Brown recommended that any organization thinking about undertaking an indoor BlindSquare installation should bring in a consultant and get feedback from blind users to determine the best way to phrase the wording of the audio messages delivered via the iBeacons.

“But I think once you get to that point and you’re updating it with certain entrances being closed or a ramp not being accessible, or any of the things that you can do to keep the information current, even for small construction projects, those are certainly things that are able to be done internally. It’s something I do myself, and it’s actually a very simple process to do it,” Brown said.

However, Nevin from U-R-Able.com actually recommends organizations hire or consult with a certified orientation and mobility (O&M) specialist for both the initial BlindSquare implementation, including the positioning of the iBeacons, plus the ongoing maintenance of the audio messaging system.

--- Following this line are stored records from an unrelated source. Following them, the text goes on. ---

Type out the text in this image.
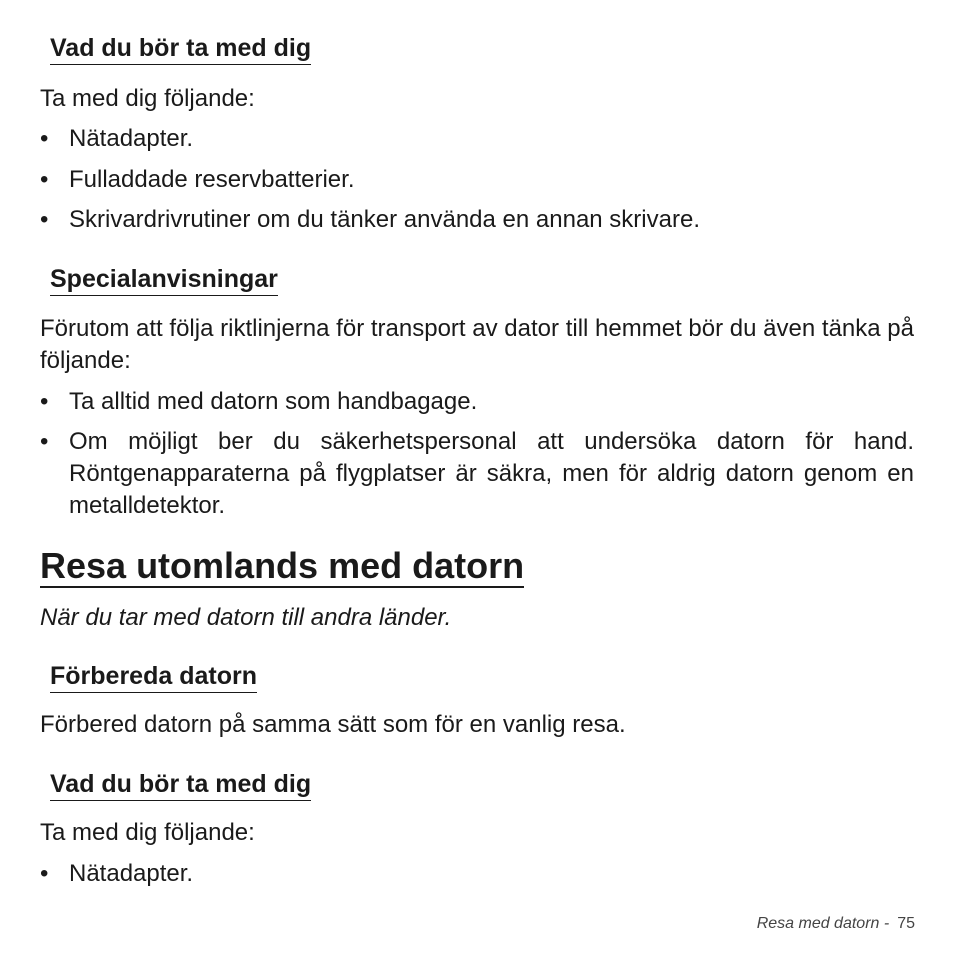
Vad du bör ta med dig

Ta med dig följande:

• Nätadapter.
• Fulladdade reservbatterier.
• Skrivardrivrutiner om du tänker använda en annan skrivare.
Specialanvisningar

Förutom att följa riktlinjerna för transport av dator till hemmet bör du även tänka på följande:

• Ta alltid med datorn som handbagage.
• Om möjligt ber du säkerhetspersonal att undersöka datorn för hand. Röntgenapparaterna på flygplatser är säkra, men för aldrig datorn genom en metalldetektor.
Resa utomlands med datorn

När du tar med datorn till andra länder.

Förbereda datorn

Förbered datorn på samma sätt som för en vanlig resa.

Vad du bör ta med dig

Ta med dig följande:

• Nätadapter.
Resa med datorn - 75
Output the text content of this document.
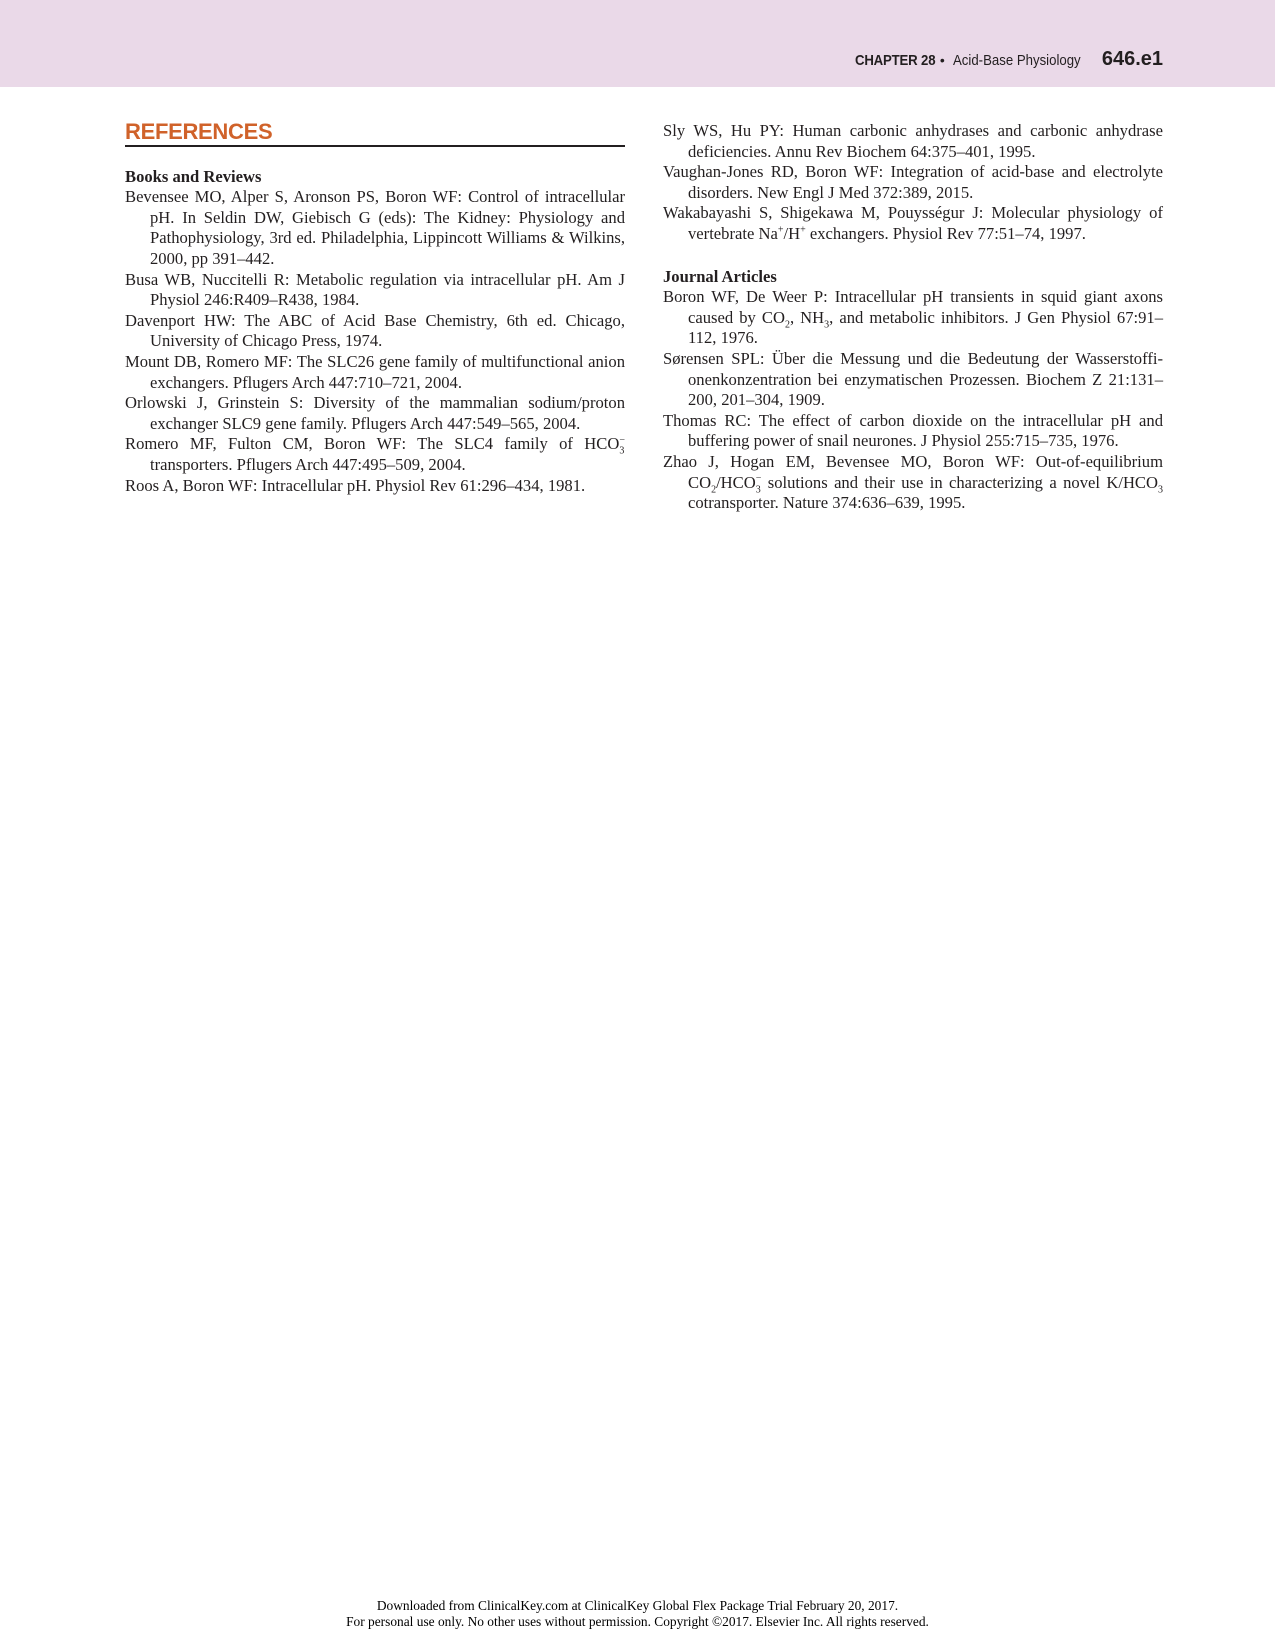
CHAPTER 28 • Acid-Base Physiology 646.e1
REFERENCES
Books and Reviews

Bevensee MO, Alper S, Aronson PS, Boron WF: Control of intracellular pH. In Seldin DW, Giebisch G (eds): The Kidney: Physiology and Pathophysiology, 3rd ed. Philadelphia, Lippincott Williams & Wilkins, 2000, pp 391–442.

Busa WB, Nuccitelli R: Metabolic regulation via intracellular pH. Am J Physiol 246:R409–R438, 1984.

Davenport HW: The ABC of Acid Base Chemistry, 6th ed. Chicago, University of Chicago Press, 1974.

Mount DB, Romero MF: The SLC26 gene family of multifunctional anion exchangers. Pflugers Arch 447:710–721, 2004.

Orlowski J, Grinstein S: Diversity of the mammalian sodium/proton exchanger SLC9 gene family. Pflugers Arch 447:549–565, 2004.

Romero MF, Fulton CM, Boron WF: The SLC4 family of $HCO_3^-$ transporters. Pflugers Arch 447:495–509, 2004.

Roos A, Boron WF: Intracellular pH. Physiol Rev 61:296–434, 1981.

Sly WS, Hu PY: Human carbonic anhydrases and carbonic anhydrase deficiencies. Annu Rev Biochem 64:375–401, 1995.

Vaughan-Jones RD, Boron WF: Integration of acid-base and electrolyte disorders. New Engl J Med 372:389, 2015.

Wakabayashi S, Shigekawa M, Pouysségur J: Molecular physiology of vertebrate Na+/H+ exchangers. Physiol Rev 77:51–74, 1997.

Journal Articles

Boron WF, De Weer P: Intracellular pH transients in squid giant axons caused by $CO_2$, $NH_3$, and metabolic inhibitors. J Gen Physiol 67:91–112, 1976.

Sørensen SPL: Über die Messung und die Bedeutung der Wasserstoffi-onenkonzentration bei enzymatischen Prozessen. Biochem Z 21:131–200, 201–304, 1909.

Thomas RC: The effect of carbon dioxide on the intracellular pH and buffering power of snail neurones. J Physiol 255:715–735, 1976.

Zhao J, Hogan EM, Bevensee MO, Boron WF: Out-of-equilibrium $CO_2/HCO_3^-$ solutions and their use in characterizing a novel $K/HCO_3$ cotransporter. Nature 374:636–639, 1995.

Downloaded from ClinicalKey.com at ClinicalKey Global Flex Package Trial February 20, 2017.
For personal use only. No other uses without permission. Copyright ©2017. Elsevier Inc. All rights reserved.
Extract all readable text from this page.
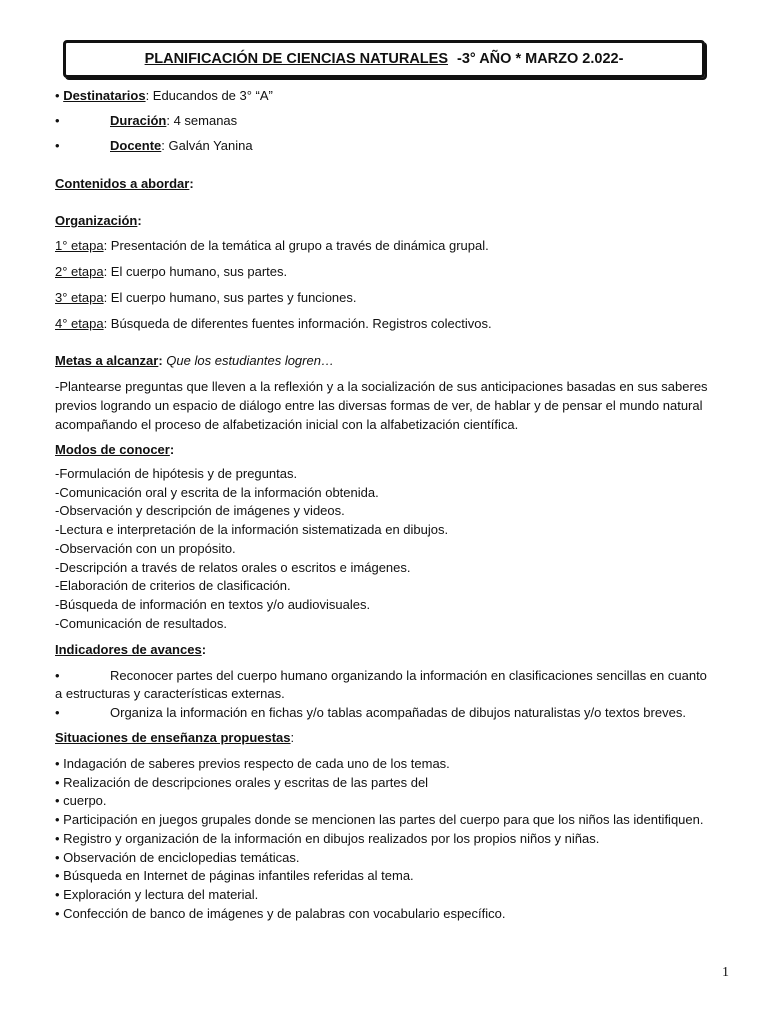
PLANIFICACIÓN DE CIENCIAS NATURALES -3° AÑO * MARZO 2.022-
• Destinatarios: Educandos de 3° “A”
•	Duración: 4 semanas
•	Docente: Galván Yanina
Contenidos a abordar:
Organización:
1° etapa: Presentación de la temática al grupo a través de dinámica grupal.
2° etapa: El cuerpo humano, sus partes.
3° etapa: El cuerpo humano, sus partes y funciones.
4° etapa: Búsqueda de diferentes fuentes información. Registros colectivos.
Metas a alcanzar: Que los estudiantes logren…
-Plantearse preguntas que lleven a la reflexión y a la socialización de sus anticipaciones basadas en sus saberes previos logrando un espacio de diálogo entre las diversas formas de ver, de hablar y de pensar el mundo natural acompañando el proceso de alfabetización inicial con la alfabetización científica.
Modos de conocer:
-Formulación de hipótesis y de preguntas.
-Comunicación oral y escrita de la información obtenida.
-Observación y descripción de imágenes y videos.
-Lectura e interpretación de la información sistematizada en dibujos.
-Observación con un propósito.
-Descripción a través de relatos orales o escritos e imágenes.
-Elaboración de criterios de clasificación.
-Búsqueda de información en textos y/o audiovisuales.
-Comunicación de resultados.
Indicadores de avances:
•	Reconocer partes del cuerpo humano organizando la información en clasificaciones sencillas en cuanto a estructuras y características externas.
•	Organiza la información en fichas y/o tablas acompañadas de dibujos naturalistas y/o textos breves.
Situaciones de enseñanza propuestas:
• Indagación de saberes previos respecto de cada uno de los temas.
• Realización de descripciones orales y escritas de las partes del
• cuerpo.
• Participación en juegos grupales donde se mencionen las partes del cuerpo para que los niños las identifiquen.
• Registro y organización de la información en dibujos realizados por los propios niños y niñas.
• Observación de enciclopedias temáticas.
• Búsqueda en Internet de páginas infantiles referidas al tema.
• Exploración y lectura del material.
• Confección de banco de imágenes y de palabras con vocabulario específico.
1
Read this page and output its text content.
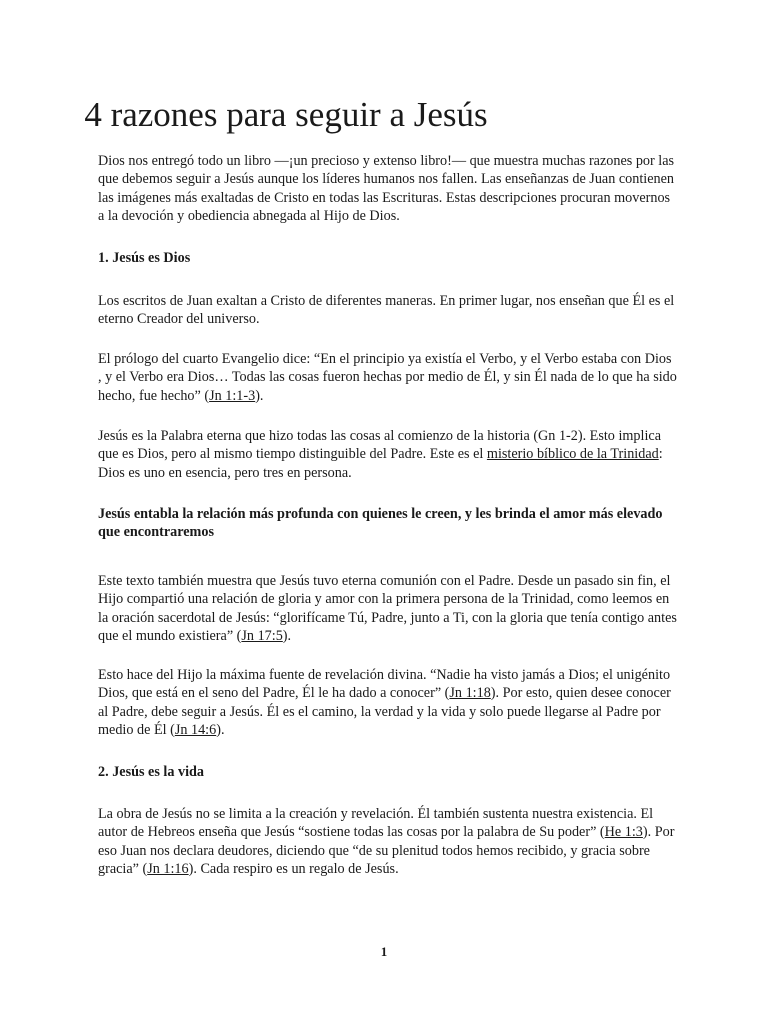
4 razones para seguir a Jesús

Dios nos entregó todo un libro —¡un precioso y extenso libro!— que muestra muchas razones por las que debemos seguir a Jesús aunque los líderes humanos nos fallen. Las enseñanzas de Juan contienen las imágenes más exaltadas de Cristo en todas las Escrituras. Estas descripciones procuran movernos a la devoción y obediencia abnegada al Hijo de Dios.

1. Jesús es Dios

Los escritos de Juan exaltan a Cristo de diferentes maneras. En primer lugar, nos enseñan que Él es el eterno Creador del universo.

El prólogo del cuarto Evangelio dice: “En el principio ya existía el Verbo, y el Verbo estaba con Dios , y el Verbo era Dios… Todas las cosas fueron hechas por medio de Él, y sin Él nada de lo que ha sido hecho, fue hecho” (Jn 1:1-3).

Jesús es la Palabra eterna que hizo todas las cosas al comienzo de la historia (Gn 1-2). Esto implica que es Dios, pero al mismo tiempo distinguible del Padre. Este es el misterio bíblico de la Trinidad: Dios es uno en esencia, pero tres en persona.

Jesús entabla la relación más profunda con quienes le creen, y les brinda el amor más elevado que encontraremos

Este texto también muestra que Jesús tuvo eterna comunión con el Padre. Desde un pasado sin fin, el Hijo compartió una relación de gloria y amor con la primera persona de la Trinidad, como leemos en la oración sacerdotal de Jesús: “glorifícame Tú, Padre, junto a Ti, con la gloria que tenía contigo antes que el mundo existiera” (Jn 17:5).

Esto hace del Hijo la máxima fuente de revelación divina. “Nadie ha visto jamás a Dios; el unigénito Dios, que está en el seno del Padre, Él le ha dado a conocer” (Jn 1:18). Por esto, quien desee conocer al Padre, debe seguir a Jesús. Él es el camino, la verdad y la vida y solo puede llegarse al Padre por medio de Él (Jn 14:6).

2. Jesús es la vida

La obra de Jesús no se limita a la creación y revelación. Él también sustenta nuestra existencia. El autor de Hebreos enseña que Jesús “sostiene todas las cosas por la palabra de Su poder” (He 1:3). Por eso Juan nos declara deudores, diciendo que “de su plenitud todos hemos recibido, y gracia sobre gracia” (Jn 1:16). Cada respiro es un regalo de Jesús.

1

“We always insist on having an O&M [professional] sign off on the messaging,” Nevin said. “How a sighted person would describe an environment or describe choices or describe where do we go from here, is vastly, vastly different from how a blind person would want to be told, and particularly in the context of the language used in their training in orientation and mobility.”

In terms of future implementations of BlindSquare by other Canadian organizations, Nevin said there are a few projects in the works but none that are ready for use. Public transportation is one area of focus generally for BlindSquare, and Nevin said he has been working actively with CNIB on an initiative to roll out beacon positioning systems that will deliver enhanced public transit information to BlindSquare users, initially in Toronto and then to be rolled out nationally.

“You need only imagine the importance of information in transportation for a person who’s blind from the standpoint of joy of life or employment and the barriers of getting to those two places are significant,” Nevin said.